Zwitters: particles between quantum and classical

TL;DR

This paper presents a unified framework using phase space probability distributions to describe quantum, classical, and intermediate 'zwitter' particles, enabling analysis of quantum-classical transition and potential deviations from standard quantum mechanics.

Contribution

It introduces the concept of zwitters, particles with interpolated dynamics between quantum and classical, and provides a formalism to test deviations from quantum mechanics experimentally.

Findings

Quantum and classical particles can be described within a single phase space formalism.

Zwitter particles interpolate between quantum and classical behavior.

Experimental tests can measure deviations from standard quantum mechanics.

Abstract

We describe both quantum particles and classical particles in terms of a classical statistical ensemble, characterized by a probability distribution in phase space.
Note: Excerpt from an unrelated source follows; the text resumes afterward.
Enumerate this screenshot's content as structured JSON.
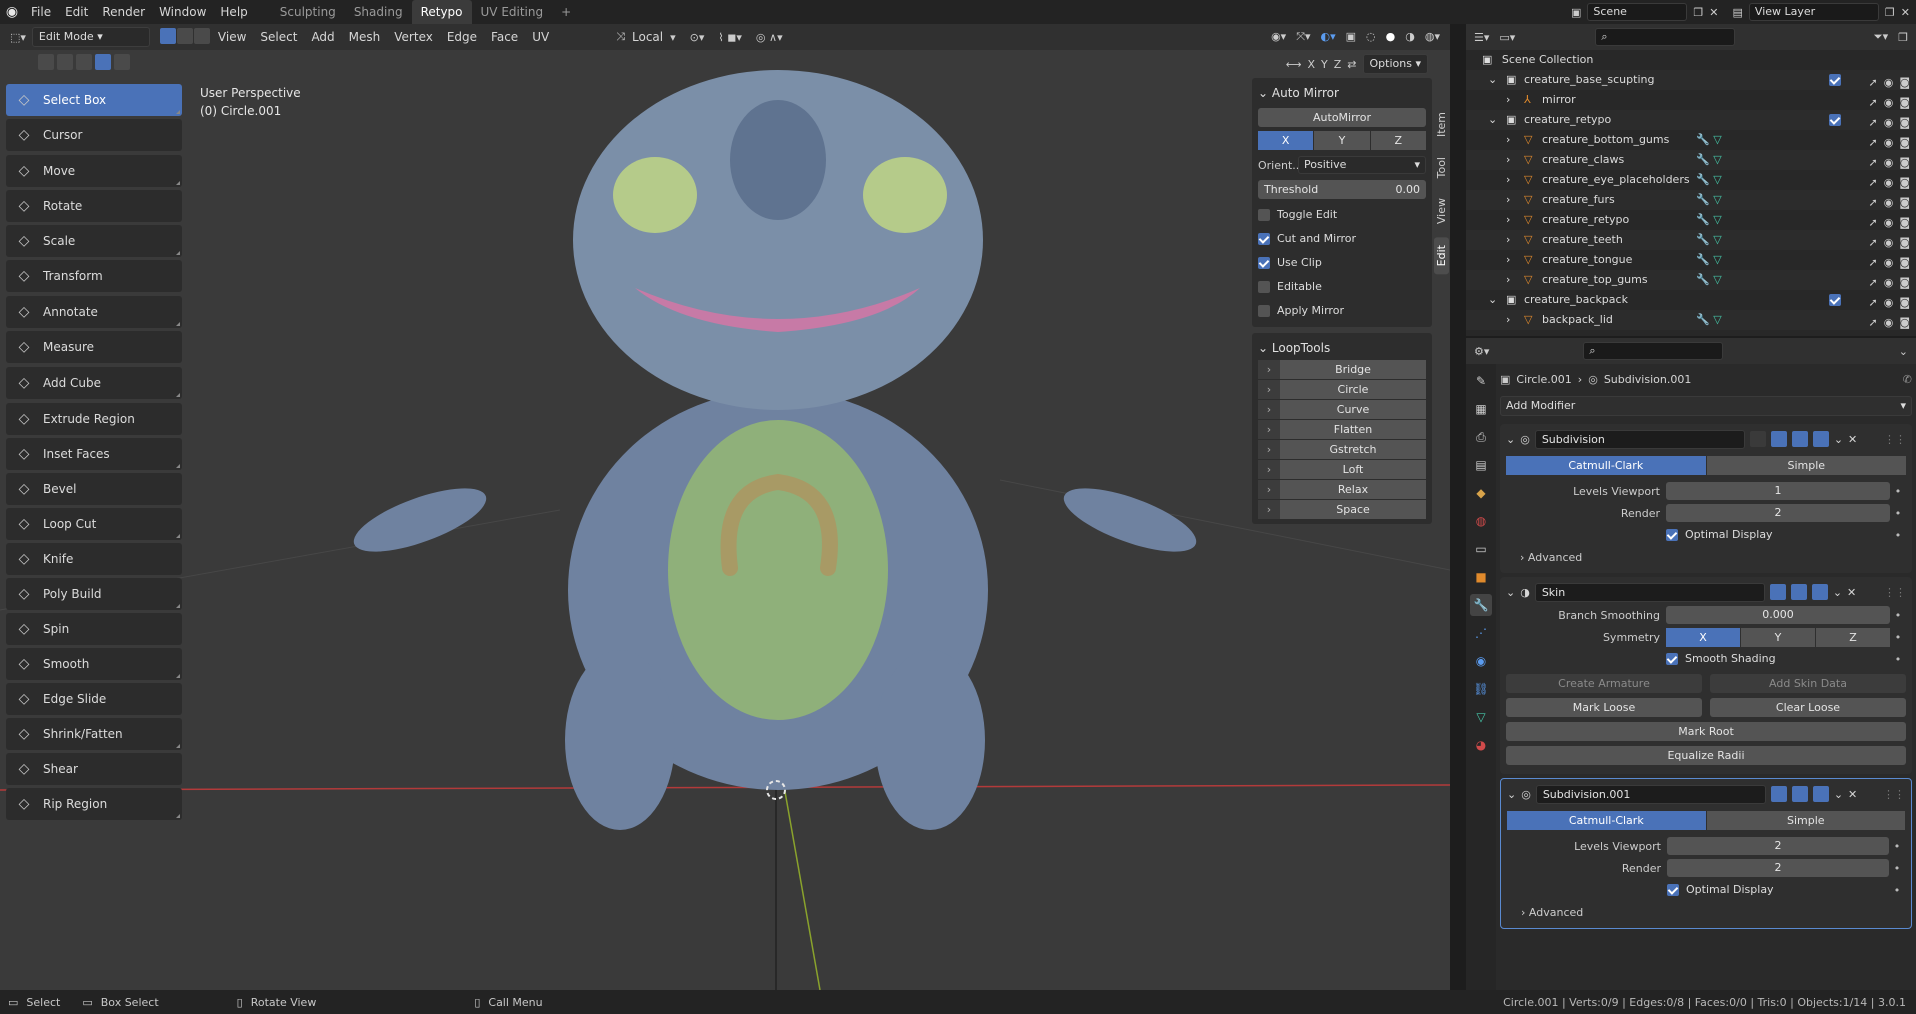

By use of a wave function in phase space both can be treated in the same quantum formalism. The different dynamics of quantum and classical particles resides then only from different evolution equations for the probability distribution. Quantum particles are characterized by a specific choice of observables and time evolution of the probability density. All relations for a quantum particle in a potential, including interference and tunneling, can be described in terms of the classical probability distribution. We formulate the concept of zwitters - particles for which the time evolution interpolates between quantum and classical particles. Experiments can test a small parameter which quantifies possible deviations from quantum mechanics.